Searching for a job is notoriously tough, and it gets even tougher if you’ve been without a job for a while. It can feel like you have no choice but to accept the first offer that comes along, because you have to pay rent, right? You do have to pay rent, but it’s important to not accept a position if it’s going to put you right back where you started in a few months time. To some degree, accepting a job is like accepting a date: You have to trust your instincts and hope for the best. But there are still good signs and bad signs that you can be on the lookout for while you’re interviewing. There are an also a multitude of red flags that can start waving even after you tentatively accept a job and start negotiating the terms.
Transparency and benefits
A good workplace will be as open and transparent as possible with its employees about certain matters. When they hire new people, they’ll give them details about the benefits packages rather than not saying anything and hoping they won’t sign up for things like health insurance and the matching 401(k). They’ll offer employees paid time off, even if it’s just a week or so the first year, because they know it’s not realistic to expect employees to come to work every time they get sick, especially if they have something contagious. Some people are surprised to find out that there are no federal requirements regarding paid sick leave. There are some state and city laws that require paid time off (PTO), but it’s by no means uniform, and there are still plenty of jobs where workers are penalized for daring to call in sick occasionally. Those jobs generally have other issues as well, because not giving out any PTO is a sign that the people in charge aren’t interested in even pretending to care about their employees. Instead, they care only about profits.

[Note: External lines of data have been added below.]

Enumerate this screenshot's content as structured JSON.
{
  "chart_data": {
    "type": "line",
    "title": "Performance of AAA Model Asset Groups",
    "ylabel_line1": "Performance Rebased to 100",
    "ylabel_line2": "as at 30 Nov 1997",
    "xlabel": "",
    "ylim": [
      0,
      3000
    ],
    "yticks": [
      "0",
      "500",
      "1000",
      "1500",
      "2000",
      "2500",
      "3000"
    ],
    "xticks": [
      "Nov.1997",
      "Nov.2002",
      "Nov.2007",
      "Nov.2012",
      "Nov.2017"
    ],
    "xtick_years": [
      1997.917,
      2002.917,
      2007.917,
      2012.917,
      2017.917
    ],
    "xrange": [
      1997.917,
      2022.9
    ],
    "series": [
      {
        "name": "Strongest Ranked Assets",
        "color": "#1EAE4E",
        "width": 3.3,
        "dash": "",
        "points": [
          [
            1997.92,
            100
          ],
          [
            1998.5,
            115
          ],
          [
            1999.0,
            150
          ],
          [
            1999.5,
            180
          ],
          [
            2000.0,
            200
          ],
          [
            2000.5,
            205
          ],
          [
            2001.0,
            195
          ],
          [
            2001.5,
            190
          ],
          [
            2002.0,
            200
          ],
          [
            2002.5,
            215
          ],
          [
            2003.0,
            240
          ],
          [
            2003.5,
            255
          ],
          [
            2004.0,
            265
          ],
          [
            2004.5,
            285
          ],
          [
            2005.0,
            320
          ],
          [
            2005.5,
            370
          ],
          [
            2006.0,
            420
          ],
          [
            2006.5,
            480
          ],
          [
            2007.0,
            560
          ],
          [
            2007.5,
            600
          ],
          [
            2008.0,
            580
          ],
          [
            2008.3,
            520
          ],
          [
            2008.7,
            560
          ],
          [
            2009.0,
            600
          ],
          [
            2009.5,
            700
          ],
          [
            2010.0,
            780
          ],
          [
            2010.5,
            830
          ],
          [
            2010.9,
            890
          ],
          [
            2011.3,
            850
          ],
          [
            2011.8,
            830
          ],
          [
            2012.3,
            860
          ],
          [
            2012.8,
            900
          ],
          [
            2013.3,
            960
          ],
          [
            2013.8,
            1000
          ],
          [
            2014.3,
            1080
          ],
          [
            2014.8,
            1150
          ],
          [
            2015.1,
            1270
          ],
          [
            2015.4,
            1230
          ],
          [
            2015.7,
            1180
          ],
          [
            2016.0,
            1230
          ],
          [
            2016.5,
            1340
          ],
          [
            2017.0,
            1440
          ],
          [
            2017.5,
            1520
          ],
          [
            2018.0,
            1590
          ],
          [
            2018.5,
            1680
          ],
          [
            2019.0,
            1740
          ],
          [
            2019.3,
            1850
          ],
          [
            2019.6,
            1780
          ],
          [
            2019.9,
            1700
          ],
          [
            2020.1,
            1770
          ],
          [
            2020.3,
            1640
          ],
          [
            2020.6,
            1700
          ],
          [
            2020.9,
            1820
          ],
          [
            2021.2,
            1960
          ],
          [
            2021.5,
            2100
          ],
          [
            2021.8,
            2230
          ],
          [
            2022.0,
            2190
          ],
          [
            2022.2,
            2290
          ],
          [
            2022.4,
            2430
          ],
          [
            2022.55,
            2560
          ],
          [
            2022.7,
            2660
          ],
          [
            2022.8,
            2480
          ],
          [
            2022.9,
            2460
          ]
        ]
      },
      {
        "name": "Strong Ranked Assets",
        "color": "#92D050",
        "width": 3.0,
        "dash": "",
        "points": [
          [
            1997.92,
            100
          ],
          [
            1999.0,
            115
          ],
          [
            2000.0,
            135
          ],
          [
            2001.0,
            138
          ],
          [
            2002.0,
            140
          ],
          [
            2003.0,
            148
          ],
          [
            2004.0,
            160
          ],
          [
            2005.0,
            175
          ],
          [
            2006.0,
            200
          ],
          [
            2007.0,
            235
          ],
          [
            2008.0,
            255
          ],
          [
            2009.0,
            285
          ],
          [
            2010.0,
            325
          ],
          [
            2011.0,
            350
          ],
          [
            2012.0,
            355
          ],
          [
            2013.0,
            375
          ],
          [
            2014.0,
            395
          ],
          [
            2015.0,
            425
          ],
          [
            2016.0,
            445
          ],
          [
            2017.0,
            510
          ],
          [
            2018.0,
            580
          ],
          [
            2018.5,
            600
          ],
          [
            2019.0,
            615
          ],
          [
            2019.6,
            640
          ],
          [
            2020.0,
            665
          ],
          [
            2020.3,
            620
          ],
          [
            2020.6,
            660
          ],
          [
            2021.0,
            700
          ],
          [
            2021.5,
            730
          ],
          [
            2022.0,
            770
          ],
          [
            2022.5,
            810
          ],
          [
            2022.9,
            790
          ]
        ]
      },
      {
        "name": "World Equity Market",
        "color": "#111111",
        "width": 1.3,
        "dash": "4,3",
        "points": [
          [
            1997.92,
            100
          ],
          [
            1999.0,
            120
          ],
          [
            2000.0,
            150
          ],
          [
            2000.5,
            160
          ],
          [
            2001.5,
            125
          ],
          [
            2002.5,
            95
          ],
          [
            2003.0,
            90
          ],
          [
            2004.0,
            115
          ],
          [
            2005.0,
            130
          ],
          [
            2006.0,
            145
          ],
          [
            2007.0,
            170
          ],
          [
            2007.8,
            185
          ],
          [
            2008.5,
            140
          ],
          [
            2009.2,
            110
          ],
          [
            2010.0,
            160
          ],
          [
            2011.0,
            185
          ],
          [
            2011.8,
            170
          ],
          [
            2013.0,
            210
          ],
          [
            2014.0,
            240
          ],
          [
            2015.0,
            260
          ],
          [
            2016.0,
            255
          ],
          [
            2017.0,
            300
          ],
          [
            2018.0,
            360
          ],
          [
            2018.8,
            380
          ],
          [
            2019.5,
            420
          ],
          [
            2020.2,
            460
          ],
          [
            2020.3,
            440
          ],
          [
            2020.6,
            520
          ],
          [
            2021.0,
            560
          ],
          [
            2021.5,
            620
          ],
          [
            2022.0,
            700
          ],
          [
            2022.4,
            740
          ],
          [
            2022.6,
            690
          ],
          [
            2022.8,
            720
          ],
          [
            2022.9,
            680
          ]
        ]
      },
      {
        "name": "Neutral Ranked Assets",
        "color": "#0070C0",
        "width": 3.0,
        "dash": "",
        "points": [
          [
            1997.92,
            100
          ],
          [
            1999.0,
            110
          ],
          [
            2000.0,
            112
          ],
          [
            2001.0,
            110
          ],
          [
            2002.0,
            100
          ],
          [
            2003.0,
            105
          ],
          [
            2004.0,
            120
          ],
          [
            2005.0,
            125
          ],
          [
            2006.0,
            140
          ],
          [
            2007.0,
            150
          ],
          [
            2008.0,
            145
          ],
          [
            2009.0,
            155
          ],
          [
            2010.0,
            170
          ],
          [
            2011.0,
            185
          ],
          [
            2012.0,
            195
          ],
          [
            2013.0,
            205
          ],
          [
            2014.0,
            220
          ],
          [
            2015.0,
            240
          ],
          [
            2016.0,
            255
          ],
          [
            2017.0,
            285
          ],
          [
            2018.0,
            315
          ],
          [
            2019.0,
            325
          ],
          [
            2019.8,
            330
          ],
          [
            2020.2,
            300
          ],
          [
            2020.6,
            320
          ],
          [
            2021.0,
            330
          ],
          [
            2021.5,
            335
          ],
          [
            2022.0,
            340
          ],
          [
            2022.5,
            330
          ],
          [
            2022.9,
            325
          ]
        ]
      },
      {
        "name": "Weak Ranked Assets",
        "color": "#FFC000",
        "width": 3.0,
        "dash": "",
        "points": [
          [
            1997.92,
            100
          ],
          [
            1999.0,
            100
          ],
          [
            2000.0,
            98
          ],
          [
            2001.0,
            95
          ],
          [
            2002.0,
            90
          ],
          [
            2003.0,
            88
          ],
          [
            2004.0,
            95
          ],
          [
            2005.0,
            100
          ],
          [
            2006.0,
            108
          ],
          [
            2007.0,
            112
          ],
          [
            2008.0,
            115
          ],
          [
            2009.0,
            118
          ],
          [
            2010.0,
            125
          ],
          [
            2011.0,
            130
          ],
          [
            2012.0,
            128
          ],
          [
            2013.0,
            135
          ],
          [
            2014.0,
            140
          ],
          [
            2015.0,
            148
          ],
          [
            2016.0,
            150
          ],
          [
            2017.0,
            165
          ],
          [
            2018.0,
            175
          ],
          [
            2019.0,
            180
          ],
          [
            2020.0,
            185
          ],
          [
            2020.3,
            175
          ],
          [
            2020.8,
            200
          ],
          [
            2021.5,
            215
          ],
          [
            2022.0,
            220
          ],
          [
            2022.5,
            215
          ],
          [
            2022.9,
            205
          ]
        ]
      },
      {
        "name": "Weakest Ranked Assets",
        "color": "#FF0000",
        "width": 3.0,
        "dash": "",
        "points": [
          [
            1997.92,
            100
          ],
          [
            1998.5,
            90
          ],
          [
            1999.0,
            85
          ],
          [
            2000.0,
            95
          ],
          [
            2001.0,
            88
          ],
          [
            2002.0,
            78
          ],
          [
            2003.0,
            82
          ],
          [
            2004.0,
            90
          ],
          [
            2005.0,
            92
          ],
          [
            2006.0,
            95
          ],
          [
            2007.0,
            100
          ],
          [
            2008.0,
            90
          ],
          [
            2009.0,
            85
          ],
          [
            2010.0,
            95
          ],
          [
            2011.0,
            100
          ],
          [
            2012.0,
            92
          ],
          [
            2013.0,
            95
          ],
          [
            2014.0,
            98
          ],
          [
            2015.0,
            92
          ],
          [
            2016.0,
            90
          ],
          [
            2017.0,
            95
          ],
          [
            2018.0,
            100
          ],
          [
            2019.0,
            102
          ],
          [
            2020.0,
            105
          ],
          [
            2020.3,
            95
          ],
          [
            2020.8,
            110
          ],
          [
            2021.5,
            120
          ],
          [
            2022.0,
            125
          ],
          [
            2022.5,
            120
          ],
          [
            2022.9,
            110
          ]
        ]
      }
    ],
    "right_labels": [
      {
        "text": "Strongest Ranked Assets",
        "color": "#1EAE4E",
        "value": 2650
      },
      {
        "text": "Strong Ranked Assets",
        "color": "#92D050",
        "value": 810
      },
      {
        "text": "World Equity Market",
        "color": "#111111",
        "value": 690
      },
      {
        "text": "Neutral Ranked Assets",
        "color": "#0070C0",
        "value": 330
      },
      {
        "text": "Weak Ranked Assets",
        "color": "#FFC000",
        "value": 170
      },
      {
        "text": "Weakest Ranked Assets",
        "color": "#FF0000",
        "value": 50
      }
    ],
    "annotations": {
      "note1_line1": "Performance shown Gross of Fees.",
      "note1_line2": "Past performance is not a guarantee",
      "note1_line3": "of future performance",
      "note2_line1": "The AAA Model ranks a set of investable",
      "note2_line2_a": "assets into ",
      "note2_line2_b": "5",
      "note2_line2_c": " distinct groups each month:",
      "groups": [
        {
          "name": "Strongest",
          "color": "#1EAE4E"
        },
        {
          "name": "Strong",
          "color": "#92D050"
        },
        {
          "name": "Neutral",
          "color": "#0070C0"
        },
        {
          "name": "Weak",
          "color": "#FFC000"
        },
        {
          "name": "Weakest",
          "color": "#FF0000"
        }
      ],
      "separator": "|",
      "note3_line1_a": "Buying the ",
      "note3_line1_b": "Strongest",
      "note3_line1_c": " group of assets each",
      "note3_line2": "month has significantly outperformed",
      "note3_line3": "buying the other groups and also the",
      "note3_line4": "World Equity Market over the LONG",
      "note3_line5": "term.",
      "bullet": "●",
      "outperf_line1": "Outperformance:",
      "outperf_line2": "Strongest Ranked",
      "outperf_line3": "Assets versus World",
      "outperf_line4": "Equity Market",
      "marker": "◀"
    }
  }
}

Look for workplaces that are progressive in regards to things like maternity and paternity leave, since the Family Medical Leave Act only requires jobs to offer 12 weeks of unpaid leave for new parents. Sustainable business practices are also a positive sign, so keep an eye out for places that promote initiatives like company-wide recycling and sustainable investing.
Smaller companies don’t always have devoted Human Resources departments, which should be a reason enough to give you pause. Human Resource departments perform several functions, including making sure that the company isn’t putting themselves in legal jeopardy by, for instance, refusing to hire women or people or color. Discrimination can obviously occur even if there’s an HR department staffed by a dozen people, but it helps to have people on staff who know all about employment laws and devote a significant amount of time to making sure those laws are upheld.
Managers and team leads should also receive an education on employment law. If the office where you’re interviewing has a library of compliance training, that’s a decent sign that they take matters like harassment and workplace violence seriously. A company well-versed in those matters is more likely to have a specific plan in place if, for instance, an employee reports ongoing sexual harassment. There should be clear rules in place for disciplining offenders. It’s OK to ask what measures a workplace takes to ensure a healthy office environment for everyone. If you get a blank stare in response, then proceed with extreme caution.